On 29.04.2016 01:25, George Caswell wrote:
> On Monday, March 14, 2016 at 8:50:42 PM UTC-4, John Doe wrote: ("The joy of
> shell scripting is..")
>> infinite ! Do you agree ?
>
> Somewhat. For a programming language that's built around the concept of
> using a diverse set of single-purpose programs together to solve problems
> it seems to me that it doesn't actually do all that much to facilitate
> this. I think the features offered by the shell were a good fit for the era
> that spawned them, and even into the 1990s as Linux was gaining a lot of
> ground, but I think a lot of the philosophy and design has become a bit
> outdated. The shells have continued to gain new features but I think people
> have largely stopped thinking of it as a design that can (and should!) grow
> and evolve over time.
>
> As an example, one of the classic tenets of the "Unix Philosophy",
> attributed to Doug McIlroy, is that text streams are the "universal
> interface", and that the environment should be independent of any specific
> system of data organization. Another (also attributed to McIlroy) is that
> programs should have a single job, and do it well, and that the aim should
> be to make these tools work well together: Simple tools combine to solve
> greater problems.
Both of those concepts are still valid and helpful; moreover, I think that
those concepts are one of the reasons why Unix (even without advertised
by a powerful marketing division) is still a major (and probably the most
important) OS out there since decades.
>
> The problem, IMO, is that the two goals become incompatible as the problems
> grow in complexity. The overall "format-agnostic" approach can be seen as a
> "lack of restrictions" but it's also a "lack of structure".
The point is that you can define the structure. The advantage of the text
based approach is multifold; in a piped stream of text you can at any place
inspect the data, manipulate it, channel the data; you need no extra tools
for that, you are not depending on (often proprietary, often incompatible)
binary formats. Where I agree is that many of the old components (programs)
did not have a formally clean data format (like ps or ls, as well known
infamous examples) though modern versions often let you define a format
that supports parsing the [field] structure.
>
> Even today there is no "universal" data format.
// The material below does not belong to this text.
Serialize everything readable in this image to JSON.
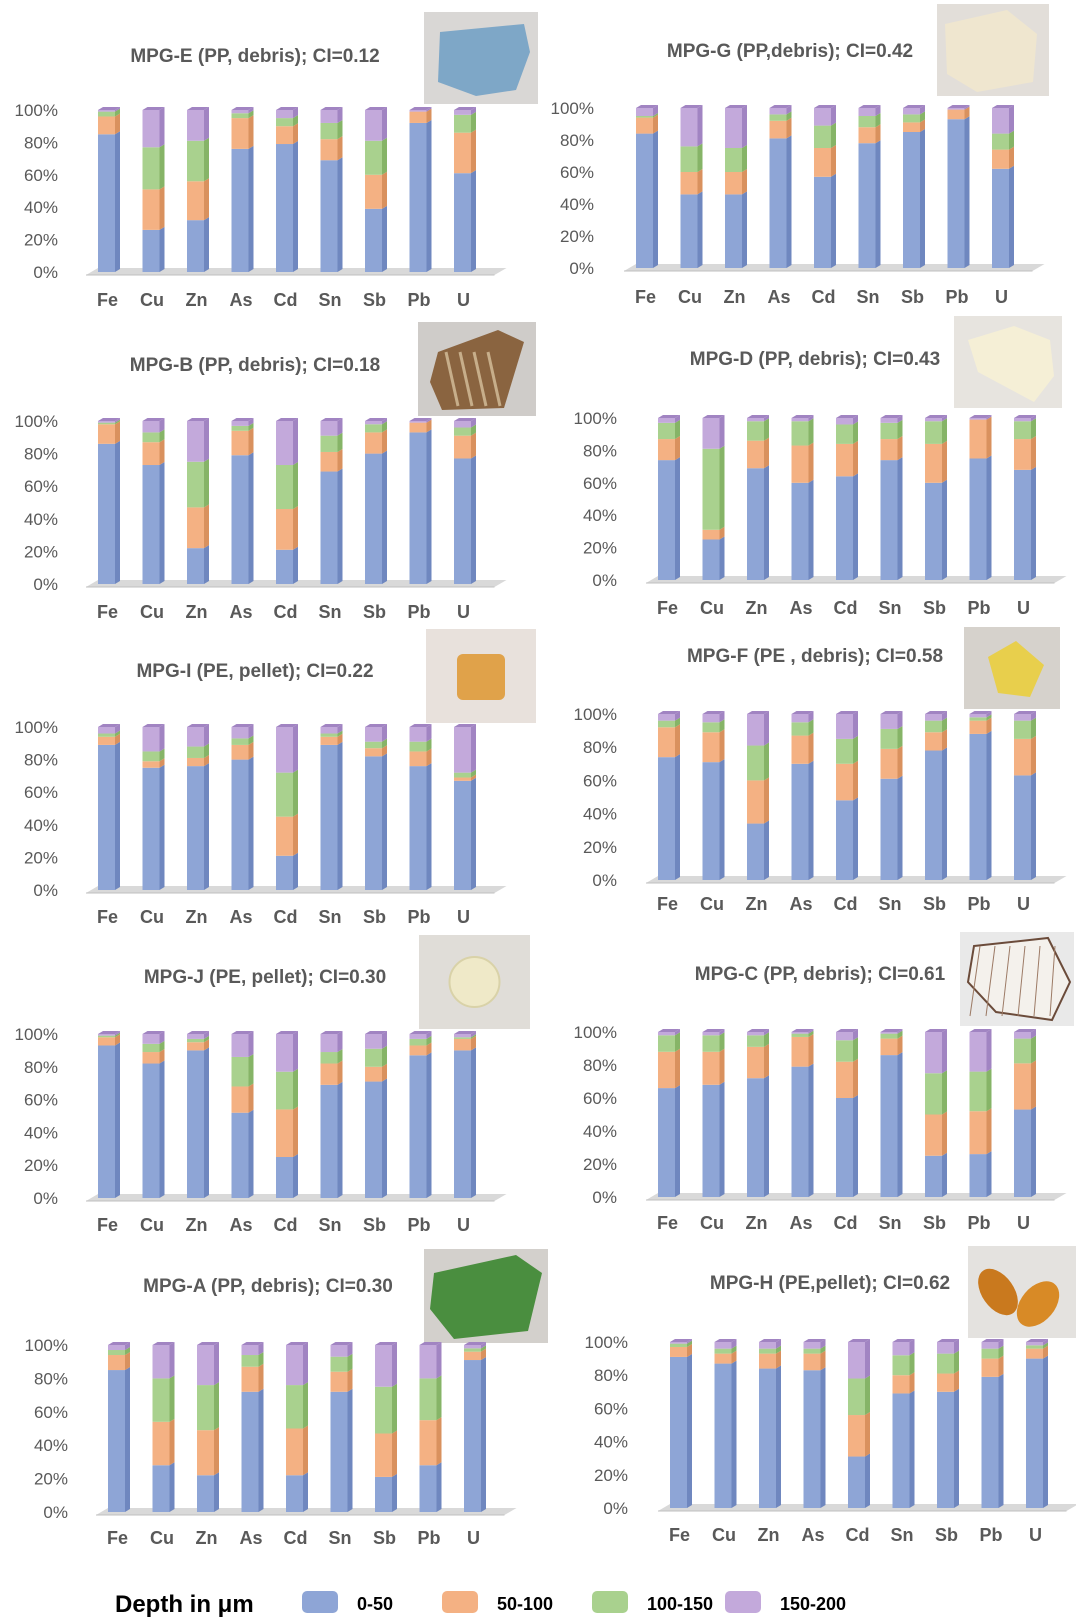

There were various attempts
> over the years to create one - fascinating stuff, IMO, to look back with
> the benefit of hindsight and see these earnest attempts to actually unify
> all computer data in one meta-format (IFF for instance) - It's
> simultaneously amazing to look at the ambition of those efforts, and a bit
> sad to reflect on how hopeless the idea was. At this point, it's a concept
> we've outgrown. There are different formats for different purposes.
It's interesting that you mention IFF but not ASN.1; both are from around
the same time, but the latter is internationally standardized, and despite
competing with the "simple" approaches it is a good example of a "universal
data format. (It's also present even in some of the internet protocols.)
Relying on such structured [binary] data makes it a lot more intransparent
what's going on and much more difficult to manipulate the data. But it's
there.
>
> But at the same time, these days there's things like XML and JSON -
> meta-formats that have been around for decades, and they're widely used for
> a huge variety of different jobs, and will probably be around for decades
> to come. None of these format is "the one true format", they won't last
> forever or unite all the world's data, but they are a huge part of
> present-day computing.
Well, actually it seems that this bulky XML seems to have become something
like the "the one true format" if you considere its braod application. But
given its deficiencies it's understandable that there's alternative formats
to overcome those deficiencies (and introducing other deficiencies).
>
> As such, IMO, they are languages that the shell and its tools should know
> how to speak quite well. As it stands, this isn't the case.
>
> I think shell tools could be quite a bit better at dealing with these
> structured formats if they provided the concept of processing a "record"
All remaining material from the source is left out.